Easthampton’s Prevention Task Force hosts a town hall meeting on curbing teen drinking and drug use
The Easthampton Prevention Task Force is hosting a town hall meeting tonight on preventing underage drinking and marijuana use.
The free event will be held from 5 to 7 p.m. in the Easthampton High School cafeteria. Speakers will include Assistant District Attorney Yvonne Pesce, Easthampton Police School Resource Officer Alan Schadel and other experts. Dinner will be served at 5 and door prizes will be given to the first 50 attendees. Contact Heather Warner at the task force for details, 586-4998, ext. 15.
The high school’s Open House will be held afterward, beginning at 7.
School lunch changes
To comply with new nutritional rules issued by the U.S. Department of Agriculture, Chartwells, Easthampton’s school food services vendor, has made some changes in school lunch menus.
Daily offerings now include more fresh fruits and vegetables and more whole grains, according to Andrew Stratton, who directs the city schools’ food services program. Stratton said many of the changes were rolled out last year in anticipation of the new federal regulations.
While most of the menu alterations have been welcomed by students, Stratton heard some complaints relayed by School Committee member Lori Ingraham recently about smaller sandwiches being served at the high school.
“That’s because we now have a maximum we can serve for breads and grains,” he explained.
Stratton said so far, there has been “very little pushback” about a 25-cent price increase in school meals made at the start of the school year — also to comply with USDA rules.
He told School Committee members that Chartwells is hoping to increase participation in the school lunch program to make sure it pays for itself. Last year the program was $44,597 over budget, due to increases in food and labor costs and fewer meals served because of snow days, Stratton said.
This year, Chartwells anticipates the deficit will be reduced to about $400, he said. One reason is that Easthampton’s school meals program now qualifies for an additional per-meal subsidy from the USDA.
At a meeting last month, School Committee members took a crash course in state MCAS results.
Curriculum Director Shirley Gilfether described the scoring methods behind the state’s new five-level ranking system for schools and discussed how Easthampton is responding to the most recent round of MCAS scores released last month.
All three city elementary schools ranked at Level 1, the highest performing category, Gilfether reported. White Brook Middle School is a Level 2 because it did not hit certain performance targets, while Easthampton High School is a Level 3, among the lowest performing 20 percent of schools in the state.
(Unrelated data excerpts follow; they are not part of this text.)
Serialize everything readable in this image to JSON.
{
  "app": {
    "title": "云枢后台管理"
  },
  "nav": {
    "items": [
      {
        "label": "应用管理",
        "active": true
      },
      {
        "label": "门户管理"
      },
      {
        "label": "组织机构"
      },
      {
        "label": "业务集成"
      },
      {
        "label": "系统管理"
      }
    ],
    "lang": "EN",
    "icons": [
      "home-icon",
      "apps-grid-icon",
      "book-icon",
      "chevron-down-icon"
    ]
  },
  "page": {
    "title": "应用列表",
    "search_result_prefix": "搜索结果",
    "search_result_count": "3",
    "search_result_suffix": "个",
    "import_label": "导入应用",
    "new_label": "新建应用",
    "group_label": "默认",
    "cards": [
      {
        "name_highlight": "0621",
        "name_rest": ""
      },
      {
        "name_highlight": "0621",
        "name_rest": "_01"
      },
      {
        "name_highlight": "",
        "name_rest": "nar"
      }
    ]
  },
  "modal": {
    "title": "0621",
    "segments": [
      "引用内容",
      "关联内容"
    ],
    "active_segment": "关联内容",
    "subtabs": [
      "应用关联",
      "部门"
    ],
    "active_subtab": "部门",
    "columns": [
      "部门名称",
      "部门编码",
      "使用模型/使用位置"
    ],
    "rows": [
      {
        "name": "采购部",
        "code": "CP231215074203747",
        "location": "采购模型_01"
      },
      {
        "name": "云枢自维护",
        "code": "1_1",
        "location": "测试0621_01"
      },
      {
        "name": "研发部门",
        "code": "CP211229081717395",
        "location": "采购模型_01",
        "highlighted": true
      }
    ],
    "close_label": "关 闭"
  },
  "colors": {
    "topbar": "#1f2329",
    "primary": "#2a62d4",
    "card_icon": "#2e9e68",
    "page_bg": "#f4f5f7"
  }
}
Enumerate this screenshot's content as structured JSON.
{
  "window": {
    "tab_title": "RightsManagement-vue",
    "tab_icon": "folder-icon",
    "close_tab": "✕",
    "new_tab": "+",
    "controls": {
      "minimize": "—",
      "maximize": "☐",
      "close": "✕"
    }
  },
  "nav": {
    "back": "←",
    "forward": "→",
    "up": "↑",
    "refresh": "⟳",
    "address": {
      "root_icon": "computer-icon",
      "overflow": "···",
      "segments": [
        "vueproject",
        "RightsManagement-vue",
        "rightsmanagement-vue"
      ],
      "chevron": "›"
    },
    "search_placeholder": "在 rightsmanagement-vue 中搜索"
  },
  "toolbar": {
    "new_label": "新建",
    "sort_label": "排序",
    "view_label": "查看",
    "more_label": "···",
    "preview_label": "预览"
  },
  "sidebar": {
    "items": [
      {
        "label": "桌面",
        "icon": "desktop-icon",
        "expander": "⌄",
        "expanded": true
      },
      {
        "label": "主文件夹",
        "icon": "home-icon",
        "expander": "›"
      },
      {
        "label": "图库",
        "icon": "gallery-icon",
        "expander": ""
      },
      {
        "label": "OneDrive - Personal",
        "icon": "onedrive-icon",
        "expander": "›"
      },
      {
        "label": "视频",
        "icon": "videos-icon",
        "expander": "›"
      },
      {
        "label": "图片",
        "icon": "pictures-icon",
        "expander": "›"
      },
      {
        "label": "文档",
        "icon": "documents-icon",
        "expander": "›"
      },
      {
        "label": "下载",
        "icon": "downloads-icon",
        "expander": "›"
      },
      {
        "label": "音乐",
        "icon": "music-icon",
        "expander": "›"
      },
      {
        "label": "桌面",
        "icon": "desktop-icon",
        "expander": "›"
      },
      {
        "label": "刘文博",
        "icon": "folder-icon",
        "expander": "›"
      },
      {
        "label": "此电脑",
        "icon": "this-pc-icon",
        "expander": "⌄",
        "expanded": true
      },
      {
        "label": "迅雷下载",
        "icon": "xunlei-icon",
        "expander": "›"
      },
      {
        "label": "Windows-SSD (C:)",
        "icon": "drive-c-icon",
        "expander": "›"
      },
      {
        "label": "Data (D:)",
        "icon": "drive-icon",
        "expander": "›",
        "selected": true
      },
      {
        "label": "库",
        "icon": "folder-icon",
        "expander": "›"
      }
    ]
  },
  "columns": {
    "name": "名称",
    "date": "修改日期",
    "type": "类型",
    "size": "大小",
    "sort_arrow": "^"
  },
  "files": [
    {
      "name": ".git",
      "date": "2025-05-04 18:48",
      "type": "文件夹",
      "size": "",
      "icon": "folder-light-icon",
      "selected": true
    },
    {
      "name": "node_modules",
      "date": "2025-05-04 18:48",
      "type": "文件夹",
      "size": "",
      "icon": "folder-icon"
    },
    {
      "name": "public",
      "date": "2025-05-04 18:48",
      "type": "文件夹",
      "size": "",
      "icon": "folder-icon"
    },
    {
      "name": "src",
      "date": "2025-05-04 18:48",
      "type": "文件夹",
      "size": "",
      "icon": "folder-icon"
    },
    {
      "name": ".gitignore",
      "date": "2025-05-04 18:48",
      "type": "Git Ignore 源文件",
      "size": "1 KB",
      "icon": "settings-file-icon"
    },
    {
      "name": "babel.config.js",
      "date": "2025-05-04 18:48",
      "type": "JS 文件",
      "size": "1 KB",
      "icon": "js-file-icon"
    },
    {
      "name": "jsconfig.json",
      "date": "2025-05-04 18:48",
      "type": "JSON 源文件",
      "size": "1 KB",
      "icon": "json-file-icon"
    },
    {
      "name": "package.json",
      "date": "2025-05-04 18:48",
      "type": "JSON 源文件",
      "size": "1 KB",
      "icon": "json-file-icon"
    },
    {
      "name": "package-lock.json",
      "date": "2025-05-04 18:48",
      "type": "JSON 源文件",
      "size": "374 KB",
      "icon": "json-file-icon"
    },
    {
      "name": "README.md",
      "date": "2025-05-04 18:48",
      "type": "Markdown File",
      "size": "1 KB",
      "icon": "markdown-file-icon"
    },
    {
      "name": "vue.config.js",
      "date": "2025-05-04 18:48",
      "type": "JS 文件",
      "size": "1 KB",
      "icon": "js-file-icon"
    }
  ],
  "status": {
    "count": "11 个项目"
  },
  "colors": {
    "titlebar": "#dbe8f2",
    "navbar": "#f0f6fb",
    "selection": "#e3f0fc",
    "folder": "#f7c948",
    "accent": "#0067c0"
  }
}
The rankings don’t capture all aspects of student learning, Gilfether said. For example, EHS’s Progress and Performance Index, which measures how well the high school is closing scoring gaps among students, has risen by more than 103 percent since 2010.
The complex MCAS data the state collects does help identify challenge areas, Gilfether said. Chief among them are moving the high school out of Level 3 status, improving test scores at White Brook Middle School and sustaining positive growth in student achievement at the elementary schools, she said.
Among the strategies being used to hit those targets are more teacher training and new math software for struggling students at EHS, a new math curriculum at White Brook and a new districtwide data team that will help teachers use MCAS scores to improve instruction, Gilfether said.
Superintendent Nancy Follansbee emphasized that school leaders have been “looking at this data all along and putting in interventions” to help boost student learning.
She added that budget cuts have meant most of those are occurring in the elementary grades. “We’ve had to cut some of those support positions” at the high school, Follansbee said. “That’s one of the reasons we find ourselves struggling to make these gains.”
Ryan joins staff
Hampshire Regional School District has a new Director of Special Services. Irene Ryan, formerly the middle and high school special education supervisor for the Ludlow Public Schools, will begin work at Hampshire Regional on Oct. 15.
Ryan, who lives in Westhampton, began her career as a crisis counselor in Holyoke and also served as a member of the Westhampton School Committee. She replaces Laurie Farkas, who left the regional district in August to become director of special education for the Northampton schools.